39B. Height-Balanced Binary Search Trees


An issue of time

Binary search trees are a nice idea, but they fail to accomplish our goal of doing lookup, insertion and deletion each in time O(log2(n)), when there are n items in the tree. Imagine starting with an empty tree and inserting 1, 2, 3 and 4, in that order.

You do not get a branching tree, but a linear tree. All of the left subtrees are empty. Because of this behavior, in the worst case each of the operations (lookup, insertion and deletion) takes time Θ(n). From the perspective of the worst case, we might as well be using a linked list and linear search.

That bad worst case behavior can be avoided by using an idea called height balancing, also called AVL trees.


Height of nodes and trees

The height of a node in a tree is the length of the longest path from that node downward to a leaf, counting both the start and end vertices of the path. The height of a leaf is 1. The height of a nonempty tree is the height of its root. For example, tree

has height 3. (There are 3 equally long paths from the root to a leaf. One of them is (30 18 24).) The height of an empty tree is defined to be 0.


Height-balanced trees

Height-balancing requirement.

A node in a tree is height-balanced if the heights of its subtrees differ by no more than 1. (That is, if the subtrees have heights h1 and h2, then |h1h2| ≤ 1.)

A tree is height-balanced if all of its nodes are height-balanced. (An empty tree is height-balanced by definition.)
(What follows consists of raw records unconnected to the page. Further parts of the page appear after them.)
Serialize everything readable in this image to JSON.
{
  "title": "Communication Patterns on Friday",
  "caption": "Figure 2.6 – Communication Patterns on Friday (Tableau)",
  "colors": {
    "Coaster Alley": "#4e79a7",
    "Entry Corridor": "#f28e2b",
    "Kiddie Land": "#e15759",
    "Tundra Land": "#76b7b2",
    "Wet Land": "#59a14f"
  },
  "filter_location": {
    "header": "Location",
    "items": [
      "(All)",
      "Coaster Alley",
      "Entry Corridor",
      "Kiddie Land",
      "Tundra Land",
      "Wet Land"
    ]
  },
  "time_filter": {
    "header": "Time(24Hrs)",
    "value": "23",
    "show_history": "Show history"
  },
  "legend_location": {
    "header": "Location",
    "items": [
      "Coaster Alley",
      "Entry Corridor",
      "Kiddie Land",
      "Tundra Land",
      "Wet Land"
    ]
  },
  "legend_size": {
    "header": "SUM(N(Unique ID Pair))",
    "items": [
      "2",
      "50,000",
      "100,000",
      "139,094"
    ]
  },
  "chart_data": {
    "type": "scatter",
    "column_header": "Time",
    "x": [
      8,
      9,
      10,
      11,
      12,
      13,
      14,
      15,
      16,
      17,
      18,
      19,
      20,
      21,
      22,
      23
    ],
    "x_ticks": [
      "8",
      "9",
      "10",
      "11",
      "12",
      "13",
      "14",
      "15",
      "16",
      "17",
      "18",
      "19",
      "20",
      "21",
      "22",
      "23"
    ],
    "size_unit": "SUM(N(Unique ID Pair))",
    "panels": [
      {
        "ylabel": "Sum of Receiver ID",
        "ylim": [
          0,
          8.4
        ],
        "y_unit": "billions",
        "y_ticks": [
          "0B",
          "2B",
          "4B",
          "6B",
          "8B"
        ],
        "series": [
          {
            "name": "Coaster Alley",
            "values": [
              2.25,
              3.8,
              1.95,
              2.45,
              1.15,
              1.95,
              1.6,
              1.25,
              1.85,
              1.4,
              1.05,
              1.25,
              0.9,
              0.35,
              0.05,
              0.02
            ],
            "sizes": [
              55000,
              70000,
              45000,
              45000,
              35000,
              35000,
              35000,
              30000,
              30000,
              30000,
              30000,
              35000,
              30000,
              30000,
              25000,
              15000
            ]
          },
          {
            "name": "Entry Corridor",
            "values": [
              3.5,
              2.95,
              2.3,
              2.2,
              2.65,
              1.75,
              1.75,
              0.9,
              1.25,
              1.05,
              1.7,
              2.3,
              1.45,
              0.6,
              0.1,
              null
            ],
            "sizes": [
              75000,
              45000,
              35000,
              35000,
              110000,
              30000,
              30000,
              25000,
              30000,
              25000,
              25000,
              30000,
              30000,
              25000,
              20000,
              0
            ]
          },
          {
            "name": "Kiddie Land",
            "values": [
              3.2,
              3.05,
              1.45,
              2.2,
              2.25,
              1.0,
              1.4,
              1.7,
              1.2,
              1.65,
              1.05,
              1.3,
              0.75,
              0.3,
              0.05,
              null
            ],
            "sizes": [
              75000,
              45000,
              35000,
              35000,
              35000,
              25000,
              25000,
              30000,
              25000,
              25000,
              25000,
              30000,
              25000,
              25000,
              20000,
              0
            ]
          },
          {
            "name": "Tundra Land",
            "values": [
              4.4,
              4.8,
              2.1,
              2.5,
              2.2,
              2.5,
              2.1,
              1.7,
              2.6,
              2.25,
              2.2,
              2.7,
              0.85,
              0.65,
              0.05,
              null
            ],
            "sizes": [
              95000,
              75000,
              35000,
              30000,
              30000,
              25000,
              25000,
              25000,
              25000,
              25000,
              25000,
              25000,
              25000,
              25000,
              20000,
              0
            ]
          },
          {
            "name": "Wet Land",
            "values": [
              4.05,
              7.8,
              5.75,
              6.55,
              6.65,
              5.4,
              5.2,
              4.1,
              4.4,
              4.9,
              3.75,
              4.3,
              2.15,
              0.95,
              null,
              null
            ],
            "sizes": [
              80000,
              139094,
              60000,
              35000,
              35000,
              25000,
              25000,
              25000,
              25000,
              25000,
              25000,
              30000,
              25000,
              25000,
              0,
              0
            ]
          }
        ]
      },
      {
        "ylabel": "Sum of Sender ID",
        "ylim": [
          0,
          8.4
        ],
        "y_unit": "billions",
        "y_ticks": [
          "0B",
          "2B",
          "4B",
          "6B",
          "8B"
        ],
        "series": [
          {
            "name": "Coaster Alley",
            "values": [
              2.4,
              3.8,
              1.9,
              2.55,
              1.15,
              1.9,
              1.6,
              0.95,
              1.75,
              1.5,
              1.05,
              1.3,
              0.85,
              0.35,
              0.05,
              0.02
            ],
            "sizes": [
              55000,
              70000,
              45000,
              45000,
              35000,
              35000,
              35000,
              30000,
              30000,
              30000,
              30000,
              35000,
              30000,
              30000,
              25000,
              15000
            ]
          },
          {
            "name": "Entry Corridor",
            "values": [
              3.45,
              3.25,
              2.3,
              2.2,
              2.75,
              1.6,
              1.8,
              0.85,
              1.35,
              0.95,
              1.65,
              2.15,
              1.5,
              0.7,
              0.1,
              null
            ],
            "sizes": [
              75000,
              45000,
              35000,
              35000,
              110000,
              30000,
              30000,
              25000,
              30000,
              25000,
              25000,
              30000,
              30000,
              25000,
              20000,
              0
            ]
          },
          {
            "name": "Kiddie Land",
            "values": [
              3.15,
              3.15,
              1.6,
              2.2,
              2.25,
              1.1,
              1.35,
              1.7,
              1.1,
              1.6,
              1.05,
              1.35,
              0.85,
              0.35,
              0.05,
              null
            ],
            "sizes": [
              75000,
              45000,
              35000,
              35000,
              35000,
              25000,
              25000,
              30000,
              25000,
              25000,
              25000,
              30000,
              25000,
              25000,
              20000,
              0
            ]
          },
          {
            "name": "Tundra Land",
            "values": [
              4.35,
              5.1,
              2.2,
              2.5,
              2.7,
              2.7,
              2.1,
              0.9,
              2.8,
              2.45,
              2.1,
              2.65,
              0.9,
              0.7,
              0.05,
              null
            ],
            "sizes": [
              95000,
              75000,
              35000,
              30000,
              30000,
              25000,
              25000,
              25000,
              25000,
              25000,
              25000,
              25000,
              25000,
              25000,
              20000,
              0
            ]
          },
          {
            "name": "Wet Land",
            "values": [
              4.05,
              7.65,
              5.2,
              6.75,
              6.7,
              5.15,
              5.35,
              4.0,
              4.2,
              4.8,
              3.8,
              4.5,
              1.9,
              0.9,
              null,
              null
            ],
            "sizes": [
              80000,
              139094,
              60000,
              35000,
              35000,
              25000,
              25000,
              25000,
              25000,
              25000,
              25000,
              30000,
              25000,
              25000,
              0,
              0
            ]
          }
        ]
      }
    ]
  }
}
For example, the preceding tree is height-balanced. Check each node. Notice that the height of that node's left subtree differs from the height of its right subtree by no more than 1. The node holding 18 has a left subtree of height 0 and a right subtree of height 1. The root has two subtrees of height 2.

Our goal is to keep our binary search trees height-balanced. The basic algorithms defined on the preceding pages can yield an unbalanced tree. Rather than casting them aside, though, we simply patch them by adding balancing steps to restore the balance. It can be shown that:

A height-balanced tree with n nodes has height Θ(log2(n)).

Since the cost of our algorithms is proportional to the height of the tree, each operation (lookup, insertion or deletion) will take time Θ(log2(n)) in the worst case, as long as we keep the trees height-balanced and don't spend more than O(log(n)) time keeping them height-balanced.